Perhaps we can feel some resonance with our situation in which we thought God had brought us through the COVID crisis; we were amazingly blessed with basically zero cases in the country.  Life had returned to normal.  Perhaps we thought it was through our own cleverness.

But now we’re stuck in a lockdown with no immediate prospect of it being lifted.  We can’t gather as church.  We can’t run kids’ club and go into schools to share the good news.  And we cry to God in the words of verse 6: “Will you not give us life again, that your people may rejoice in you?”

But the psalm finishes confident that God will return to his people.  It prays those very familiar words: “Show us your mercy Lord, and grant us your salvation”, and is full of confidence that God will answer.

Verse 9: “Truly his salvation is near to those who fear him, and his glory will dwell in our land.”
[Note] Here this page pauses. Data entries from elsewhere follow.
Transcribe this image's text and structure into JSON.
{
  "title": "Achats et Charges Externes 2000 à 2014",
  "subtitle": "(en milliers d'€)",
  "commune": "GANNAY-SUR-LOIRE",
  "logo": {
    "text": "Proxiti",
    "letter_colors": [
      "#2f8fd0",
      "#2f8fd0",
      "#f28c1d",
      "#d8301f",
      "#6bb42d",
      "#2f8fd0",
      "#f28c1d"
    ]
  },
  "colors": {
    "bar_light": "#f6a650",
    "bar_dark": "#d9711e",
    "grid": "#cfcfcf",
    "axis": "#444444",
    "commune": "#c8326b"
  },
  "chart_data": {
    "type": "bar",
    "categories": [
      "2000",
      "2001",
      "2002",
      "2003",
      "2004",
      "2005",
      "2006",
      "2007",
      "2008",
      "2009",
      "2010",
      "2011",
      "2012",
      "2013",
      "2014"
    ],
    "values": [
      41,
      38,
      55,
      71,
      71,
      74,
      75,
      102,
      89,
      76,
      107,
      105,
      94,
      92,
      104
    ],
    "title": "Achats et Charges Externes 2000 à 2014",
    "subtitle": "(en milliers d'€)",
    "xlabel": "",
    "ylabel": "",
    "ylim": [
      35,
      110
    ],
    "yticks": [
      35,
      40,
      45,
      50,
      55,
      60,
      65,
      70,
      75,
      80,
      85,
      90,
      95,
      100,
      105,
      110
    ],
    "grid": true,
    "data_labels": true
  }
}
The glory of God is his presence.  Those wonderful pictures which the psalm ends with are pictures of God’s presence:

Righteousness and peace kiss each other
Truth shall flourish out of the earth.
The Lord will give us all that is good.
And our land shall yield its plenty.

But if we’re talking about God’s presence, remember Jesus’ words to his disciples, “Surely I am with you to the very end of the age” (Matthew 28:20).  For us as Jesus’ disciples, Jesus is with us.  He is with us now, to the end of the age.

And so, when we read in Mark 6:50 about Jesus stepping into the boat with his disciples, and saying to them, “Take courage.  It is I! Don’t be afraid,” we can hear those words as the words of Jesus to us.

If we are those who, like the psalmist, “will hear what the Lord God will speak”, “will fear him”, then we know that Jesus is with us right now.  And that in his presence, “righteousness and peace have kissed each other”.